Under HIIT or Tabata, anaerobic training has probably long been known to you. Find out here why the intensive method makes you more efficient quickly and how it works.

You should train 80 percent of your endurance in the aerobic range. This is the current scientific knowledge, which is based on the 80:20 rule.
The focus is on high arcumes, i.e. long distances with low intensity.
For the remaining 20 percent, experts recommend short, intensive workouts: anaerobic training.

What does anaerobic mean?

Anaerobic describes a process of energy generation in which nutrients are burned without the use of oxygen.
If the body needs a lot of energy quickly and during intensive training, the body’s own oxygen is no longer sufficient.
It goes to the carbohydrates, from which your body – unlike fats – can obtain energy even without oxygen. They are present in the liver and muscles as glycogen and in the blood as glucose.
The advantage that carbohydrates provide you with energy quickly is offset by a major disadvantage: the degradation products lactate and protons are created.
The accumulation of protons leads to an overacidification of the muscle and subsequently to a drop in performance. So it is not the lactate that is “evil”.
The burning pain during the final sprint or the last repetition is a protective mechanism of the body. It makes you reduce the intensity or end the load. This should protect the muscle from excessive damage.

What is the anaerobic threshold?

Every endurance athlete deals sooner or later with his anaerobic threshold. It stands for the intensity at which the body can no longer compensate for the increasing lactate production.

If you continue to train with the same load, the lactate level rises until you have to stop your training or minimize the intensity. The reason: The body lacks oxygen.

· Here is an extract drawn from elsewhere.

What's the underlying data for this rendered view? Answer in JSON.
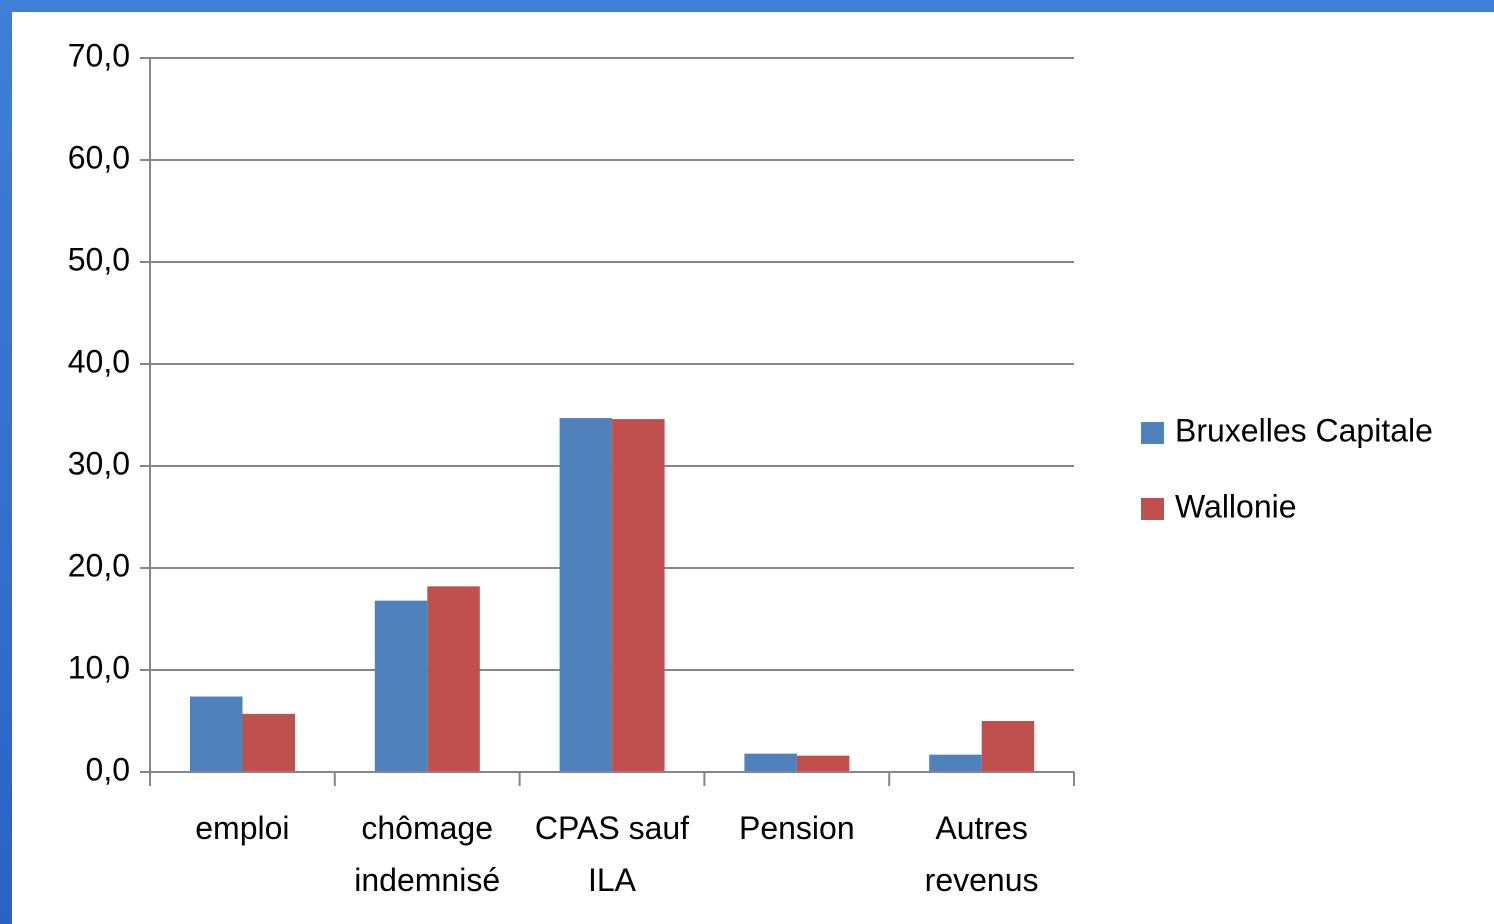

The better you are trained, the further your anaerobic threshold shifts into higher load ranges. Your body can tolerate higher intensities and, for example, run faster or lift heavier weights.

Why is anaerobic training important?

You believe that aerobic training alone is enough to get better in the long run? Far from it!

According to Ulrik Wisløf, a Norwegian professor of physiology, training at high levels would have no or only minimal effect on increasing your endurance. He believes that you should instead “hang out with your friends”.

Hard words and only applicable to competitive athletes? Maybe! The fact is that very high scopes entail long regeneration times. If you already have good basic endurance, anaerobic training is essential to further improve your endurance, because:

For a steady increase in performance, the body always needs new stimuli.

Which sports are anaerobic?

In order for us to be supplied with energy during training, our body always uses both systems: aerobic and anaerobic. The more intense a load, the more oxygen the body lacks for aerobic energy production. As a result, the anaerobic component increases. 

By the way: In an already very intense 400-meter run, aerobic and anaerobic proportions are almost the same.

So pretty much any sport can be trained anaerobically – the intensity just has to be correspondingly high.